Tuesday, August 14, 2018

8/14/18

Chet was proud of his wood-working business, which led to sturdy pallet benches and helped to supplement his busy hobby as a snorkelist, but his mother did begin to worry when her formerly dense backyard was ultimately down to just one scrawny tree!
Raymond knew that if he had any shot at all on winning the Mr. Adams County bodybuilding contest, he'd have to squeeze in some extra workouts prior to his shift as deli manager down at the Piggly Wiggly.
This time the other four members of The Tumbling Otters promised they'd be more careful when flipping David so that he'd land on the platform feet first instead of head first!

4 comments:

Knuckles Girlyskirt said...

...and the winner for "Best Stance in a Swimsuit" goes to Chet.

Raymond was just so busy showing off his weight-lifting skills, he completely forgot to strip down into his Speedo.
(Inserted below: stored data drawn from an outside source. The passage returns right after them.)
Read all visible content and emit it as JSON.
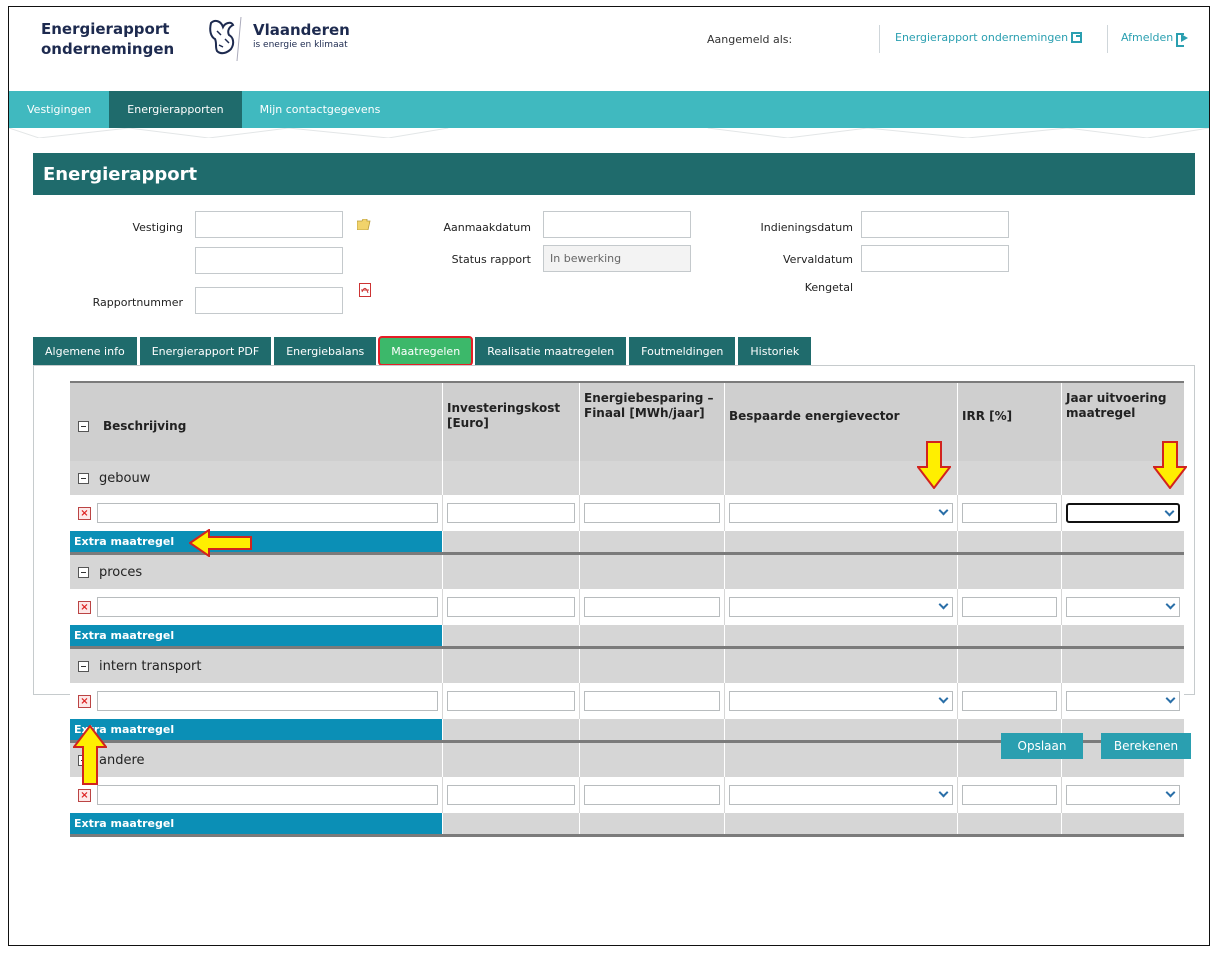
{
  "header": {
    "brand_line1": "Energierapport",
    "brand_line2": "ondernemingen",
    "logo_title": "Vlaanderen",
    "logo_subtitle": "is energie en klimaat",
    "logged_in_label": "Aangemeld als:",
    "app_link": "Energierapport ondernemingen",
    "logout_link": "Afmelden"
  },
  "topnav": [
    "Vestigingen",
    "Energierapporten",
    "Mijn contactgegevens"
  ],
  "page": {
    "title": "Energierapport",
    "labels": {
      "vestiging": "Vestiging",
      "rapportnummer": "Rapportnummer",
      "aanmaakdatum": "Aanmaakdatum",
      "status_rapport": "Status rapport",
      "indieningsdatum": "Indieningsdatum",
      "vervaldatum": "Vervaldatum",
      "kengetal": "Kengetal"
    },
    "status_value": "In bewerking"
  },
  "tabs": [
    "Algemene info",
    "Energierapport PDF",
    "Energiebalans",
    "Maatregelen",
    "Realisatie maatregelen",
    "Foutmeldingen",
    "Historiek"
  ],
  "grid": {
    "columns": [
      "Beschrijving",
      "Investeringskost [Euro]",
      "Energiebesparing – Finaal [MWh/jaar]",
      "Bespaarde energievector",
      "IRR [%]",
      "Jaar uitvoering maatregel"
    ],
    "categories": [
      "gebouw",
      "proces",
      "intern transport",
      "andere"
    ],
    "extra_label": "Extra maatregel"
  },
  "buttons": {
    "save": "Opslaan",
    "calculate": "Berekenen"
  },
  "colors": {
    "teal_dark": "#1f6b6c",
    "teal_nav": "#40b9bf",
    "active_tab": "#3cb86a",
    "extra_bar": "#0b8fb6",
    "highlight": "#e41e26",
    "arrow_fill": "#ffef00"
  }
}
As for the Tunbling Otters, come back in a few years when you're Bouncing Bears.

Poseidon3 said...

I was pretty fond of all of 'em, but of the Otters (who I agree are a little undercooked just yet), the one tousling David's hair is my fave.

Shawny said...

One of Raymond’s favorite pastimes was flossing his brain with his barbell.

Poseidon3 said...

Ha! Sort of like Steve Martin and his "arrow through the head" schtick.